OAR 213-012-0020(2) provides, in part:
“(a) Subject to the provisions of subsection (b) of this section, the presumptive incarceration term of the consecutive sentences is the sum of:
“(A) The presumptive incarceration term or the prison term defined in OAR 213-008-0005(1) imposed pursuant to a dispositional departure for the primary offense, as defined in OAR 213-003-0001(17); and
“(B) Up to the maximum incarceration term indicated in the Criminal History I Column for each additional offense imposed consecutively.
“(b) The total incarceration term of the consecutive sentences, including the incarceration term for the primary offense, shall not exceed twice the maximum presumptive incarceration term or the prison term defined in OAR 213-008-0005(1) imposed pursuant to a dispositional departure of the primary sentence except by departure as provided by OAR 213-008-0007.”

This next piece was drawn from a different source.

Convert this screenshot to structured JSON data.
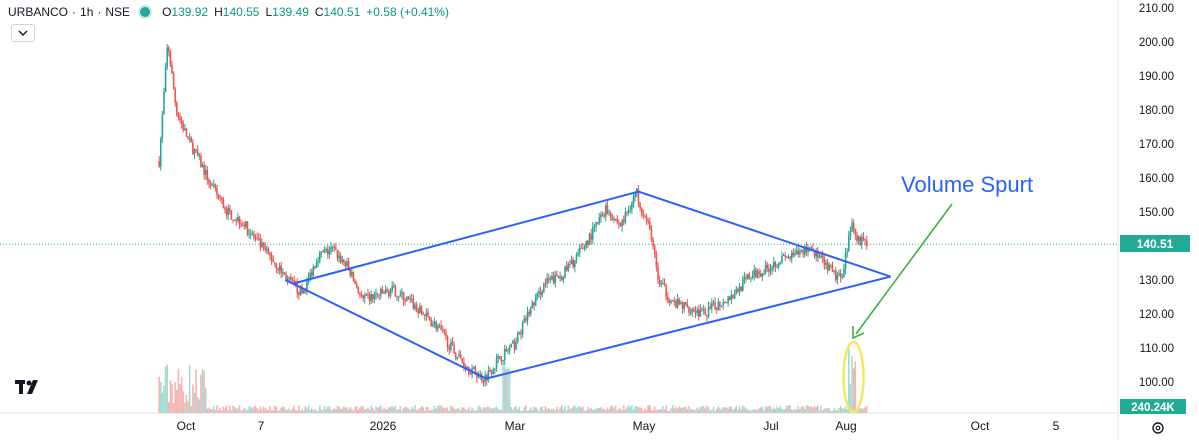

The 1997 version of ORS 137.717 is applicable here. The current version of ORS 137.717 provides that, when a defendant’s convictions satisfy the criteria set out in ORS 137.717, the “presumptive sentence” is a certain time period “unless the rules of the Oregon Criminal Justice Commission prescribe a longer presumptive sentence.” It is unnecessary to decide the effect of that statutory amendment on the issue presented here.
OAR 213-008-0007(3) provides, in part:
“When a departure sentence is imposed for any individual offense sentenced consecutively, the incarceration term of that departure sentence shall not exceed twice the maximum incarceration term that may be imposed for that offense as provided in [the 200-percent rule].”